Longo Umile Giuseppe, Loppini Mattia, Rizzello Giacomo, Romeo Giovanni, Huijsmans Polydoor Emile, Denaro Vincenzo
Department of Orthopaedic and Trauma Surgery, Campus Bio-Medico University, Via Alvaro del Portillo, 200, 00128, Trigoria, Rome, Italy,
Knee Surg Sports Traumatol Arthrosc. 2014 Feb;22(2):392-414. doi: 10.1007/s00167-013-2403-5. Epub 2013 Jan 29.
The aim of this systematic review is to analyze outcomes of surgical procedures for glenoid and/or humeral bony defects, performed singularly or in combination, in patients with traumatic anterior glenohumeral instability. A secondary aim is to establish in clinical settings which percentage of glenoid or humeral bone loss needs to be treated with a bony procedure to avoid recurrence of dislocation.
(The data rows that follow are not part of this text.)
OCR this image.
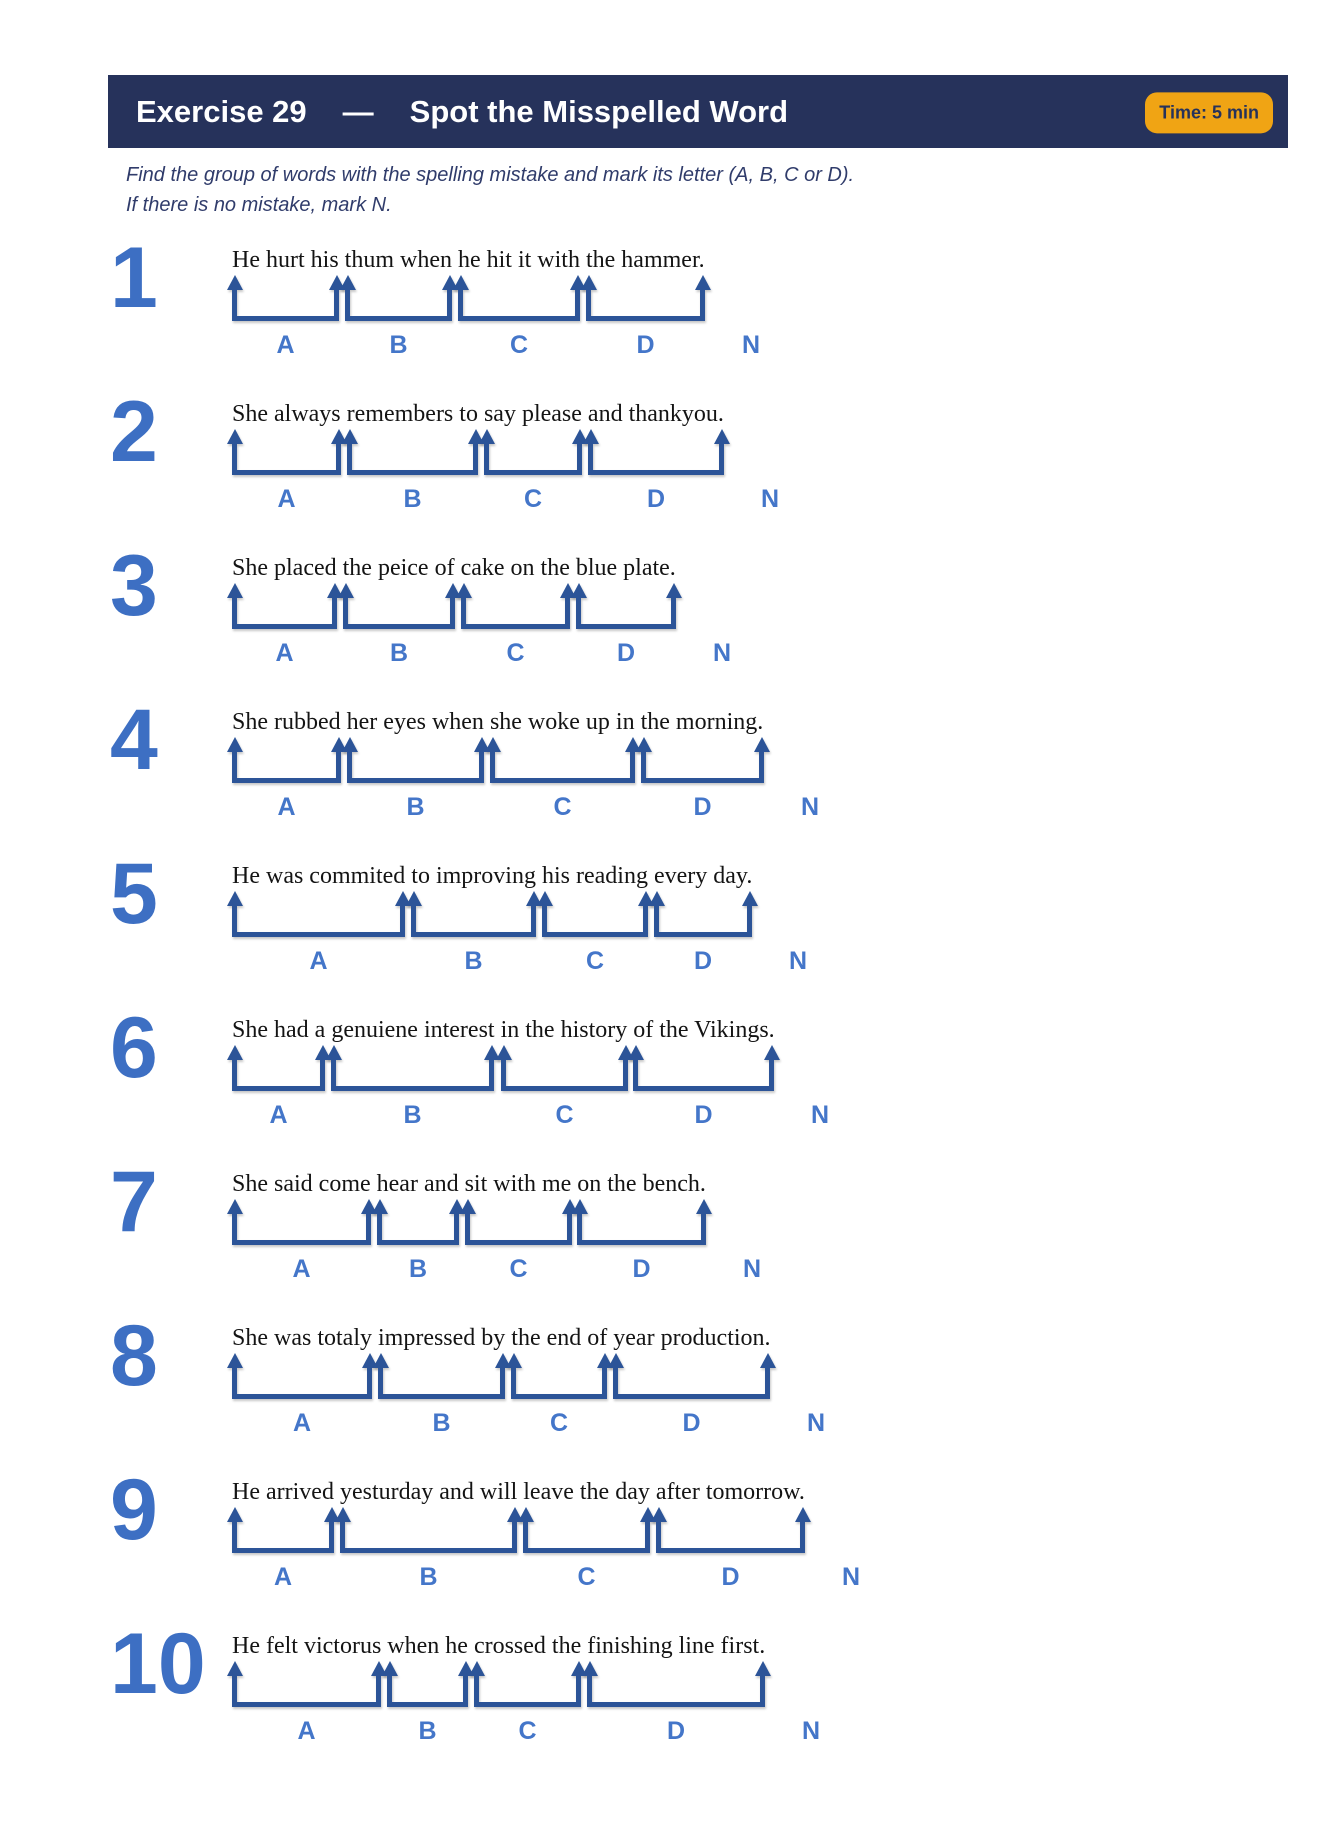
Exercise 29 — Spot the Misspelled Word	Time: 5 min
Find the group of words with the spelling mistake and mark its letter (A, B, C or D).
If there is no mistake, mark N.
1	He hurt his thum when he hit it with the hammer.
A	B	C	D	N
2	She always remembers to say please and thankyou.
A	B	C	D	N
3	She placed the peice of cake on the blue plate.
A	B	C	D	N
4	She rubbed her eyes when she woke up in the morning.
A	B	C	D	N
5	He was commited to improving his reading every day.
A	B	C	D	N
6	She had a genuiene interest in the history of the Vikings.
A	B	C	D	N
7	She said come hear and sit with me on the bench.
A	B	C	D	N
8	She was totaly impressed by the end of year production.
A	B	C	D	N
9	He arrived yesturday and will leave the day after tomorrow.
A	B	C	D	N
10 He felt victorus when he crossed the finishing line first.
A	B	C	D	N
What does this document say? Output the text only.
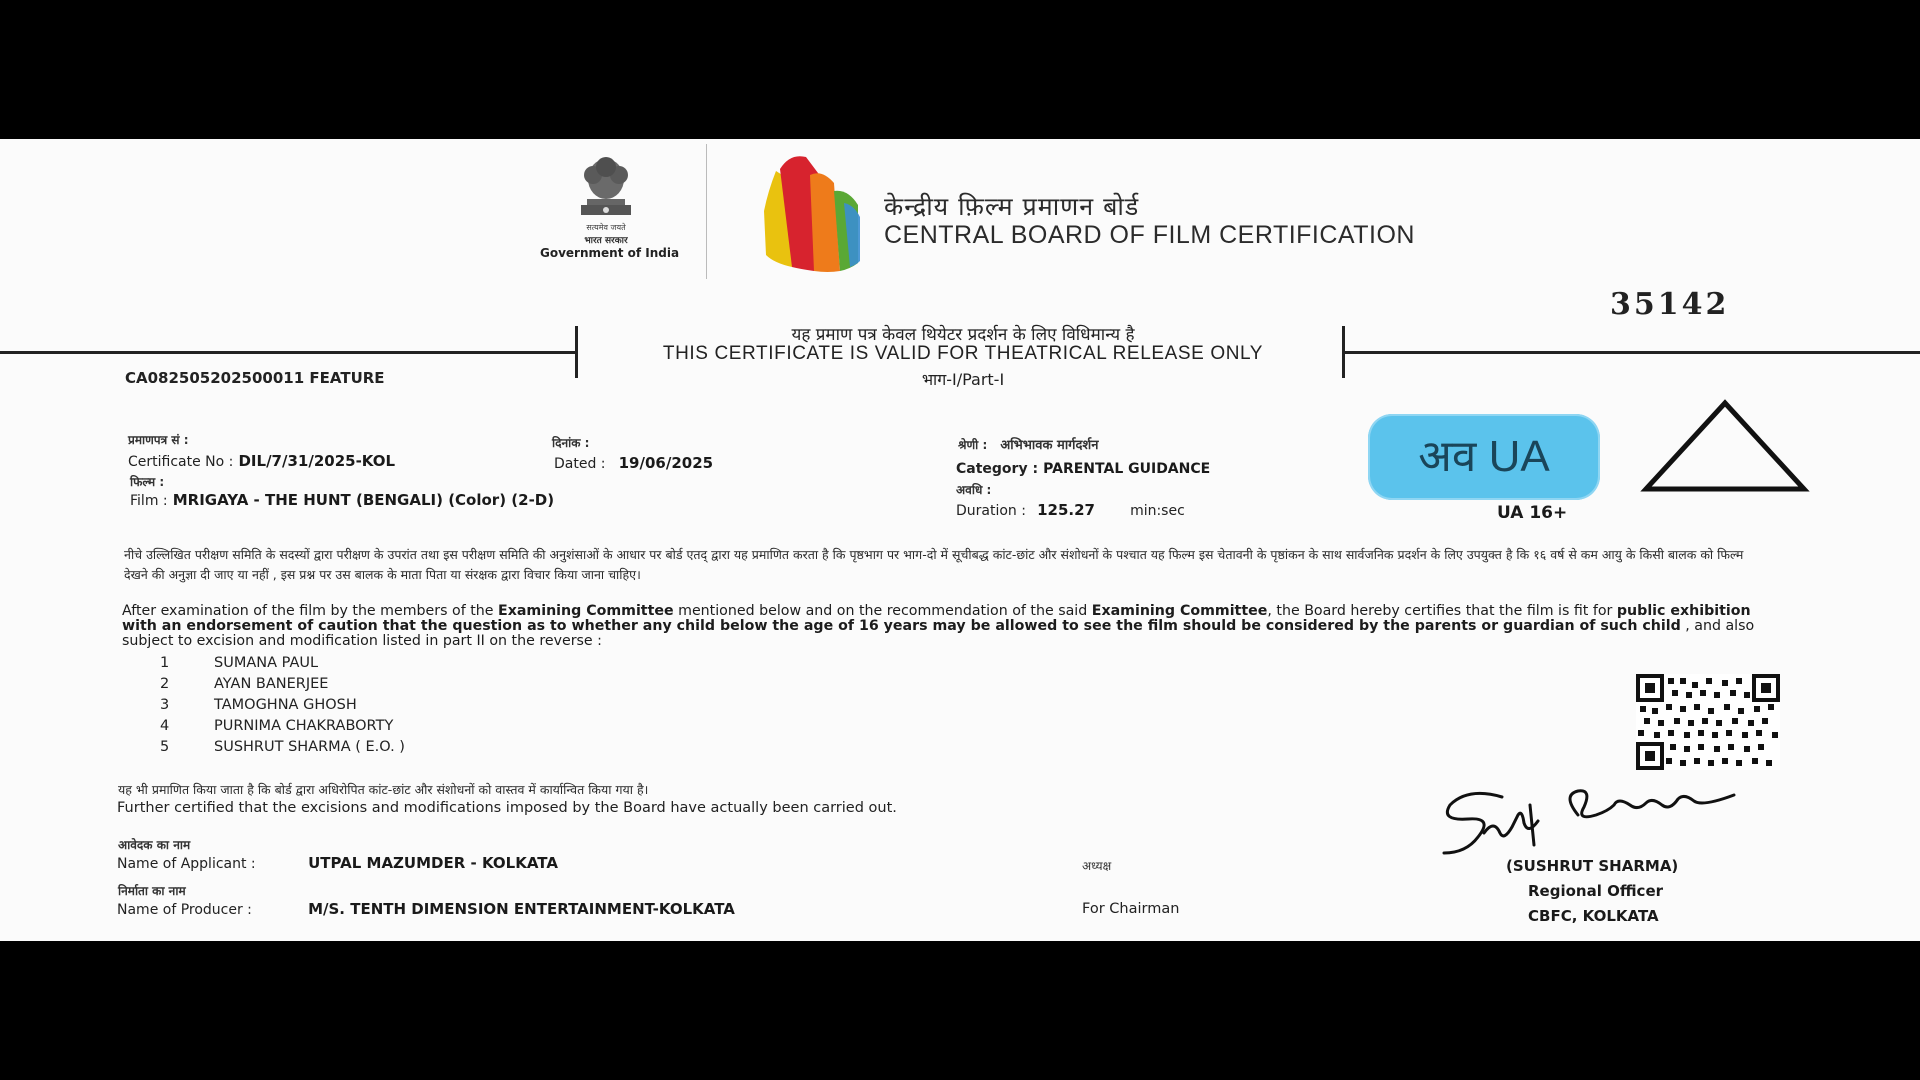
सत्यमेव जयते
भारत सरकार
Government of India
केन्द्रीय फ़िल्म प्रमाणन बोर्ड
CENTRAL BOARD OF FILM CERTIFICATION
35142
यह प्रमाण पत्र केवल थियेटर प्रदर्शन के लिए विधिमान्य है
THIS CERTIFICATE IS VALID FOR THEATRICAL RELEASE ONLY
भाग-I/Part-I
CA082505202500011 FEATURE
प्रमाणपत्र सं :
Certificate No : DIL/7/31/2025-KOL
दिनांक :
Dated : 19/06/2025
फिल्म :
Film : MRIGAYA - THE HUNT (BENGALI) (Color) (2-D)
श्रेणी : अभिभावक मार्गदर्शन
Category : PARENTAL GUIDANCE
अवधि :
Duration : 125.27	min:sec
अव UA
UA 16+
नीचे उल्लिखित परीक्षण समिति के सदस्यों द्वारा परीक्षण के उपरांत तथा इस परीक्षण समिति की अनुशंसाओं के आधार पर बोर्ड एतद् द्वारा यह प्रमाणित करता है कि पृष्ठभाग पर भाग-दो में सूचीबद्ध कांट-छांट और संशोधनों के पश्चात यह फिल्म इस चेतावनी के पृष्ठांकन के साथ सार्वजनिक प्रदर्शन के लिए उपयुक्त है कि १६ वर्ष से कम आयु के किसी बालक को फिल्म देखने की अनुज्ञा दी जाए या नहीं , इस प्रश्न पर उस बालक के माता पिता या संरक्षक द्वारा विचार किया जाना चाहिए।
After examination of the film by the members of the Examining Committee mentioned below and on the recommendation of the said Examining Committee, the Board hereby certifies that the film is fit for public exhibition with an endorsement of caution that the question as to whether any child below the age of 16 years may be allowed to see the film should be considered by the parents or guardian of such child , and also subject to excision and modification listed in part II on the reverse :
1	SUMANA PAUL
2	AYAN BANERJEE
3	TAMOGHNA GHOSH
4	PURNIMA CHAKRABORTY
5	SUSHRUT SHARMA ( E.O. )
यह भी प्रमाणित किया जाता है कि बोर्ड द्वारा अधिरोपित कांट-छांट और संशोधनों को वास्तव में कार्यान्वित किया गया है।
Further certified that the excisions and modifications imposed by the Board have actually been carried out.
आवेदक का नाम
Name of Applicant :	UTPAL MAZUMDER - KOLKATA
निर्माता का नाम
Name of Producer :	M/S. TENTH DIMENSION ENTERTAINMENT-KOLKATA
अध्यक्ष
For Chairman
(SUSHRUT SHARMA)
Regional Officer
CBFC, KOLKATA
A systematic review of the literature according to the PRISMA guidelines was performed. A comprehensive search of PubMed, Medline, CINAHL, Cochrane, Embase and Google Scholar databases using various combinations of the keywords "shoulder", "instability", "dislocation", "bone loss", "bony bankart", "osseous glenoid defects", "glenoid bone grafting", "Latarjet", "glenoid", "humeral head", "surgery", "glenohumeral", "Hill Sachs", "Remplissage", over the years 1966-2012 was performed.
Twenty-seven articles, describing patients with glenoid bony defect, humeral bony defect or both in the setting of traumatic anterior glenohumeral instability, were included. A total of 1,816 shoulders in 1,801 patients were included, with a median age at surgery of 27.1 years, ranging from 12 to 75 years. Patients were assessed at a median follow-up period of 2.8 years (ranging from 6 months to 28.2 years). The overall recurrence of redislocation occurred in 117 (6.5 %) shoulders. The redislocation event occurred in 40 of 553 (7.2 %) shoulders with glenoid bony defect, in 30 of 225 (13.3 %) shoulders with humeral bony defect and in 63 of 1,009 (6.3 %) shoulders with both glenoid and humeral involvement.
Even though the general principle of recognizing and treating glenoid and humeral bone defects in patients with traumatic anterior glenohumeral instability is widely accepted, few studies are available to date to accurately establish which bone defects should be treated with bone procedures and the exact percentage of bone loss leading to higher risk of redislocation in clinical settings.
本系统评价旨在分析在创伤性前肩关节不稳患者中,单独或联合进行的针对肩胛盂和/或肱骨头骨缺损的手术治疗效果。次要目的是在临床环境中确定肩胛盂或肱骨头骨丢失的百分比,该百分比需要通过骨手术进行治疗以避免脱位复发。
根据PRISMA指南对文献进行系统评价。在1966年至2012年期间,使用关键词“肩部”“不稳”“脱位”“骨丢失”“骨性Bankart损伤”“肩胛盂骨缺损”“肩胛盂植骨”“Latarjet手术”“肩胛盂”“肱骨头”“手术”“肩关节”“Hill-Sachs损伤”“Remplissage手术”的各种组合,对PubMed、Medline、CINAHL、Cochrane、Embase和谷歌学术数据库进行全面检索。
纳入了27篇描述创伤性前肩关节不稳患者存在肩胛盂骨缺损、肱骨头骨缺损或两者皆有的文章。共纳入1801例患者的1816个肩关节,手术时的中位年龄为27.1岁,范围为12至75岁。患者的中位随访期为2.8年(范围为6个月至28.2年)。共有117个(6.5%)肩关节出现再脱位的总体复发情况。在553个(7.2%)存在肩胛盂骨缺损的肩关节中,有40个出现再脱位事件;在225个(13.3%)存在肱骨头骨缺损的肩关节中,有30个出现再脱位事件;在1009个同时存在肩胛盂和肱骨头受累的肩关节中,有63个(6.3%)出现再脱位事件。
尽管在创伤性前肩关节不稳患者中识别和治疗肩胛盂和肱骨头骨缺损的一般原则已被广泛接受,但迄今为止,很少有研究能够准确确定哪些骨缺损应采用骨手术治疗,以及在临床环境中导致再脱位风险较高的确切骨丢失百分比。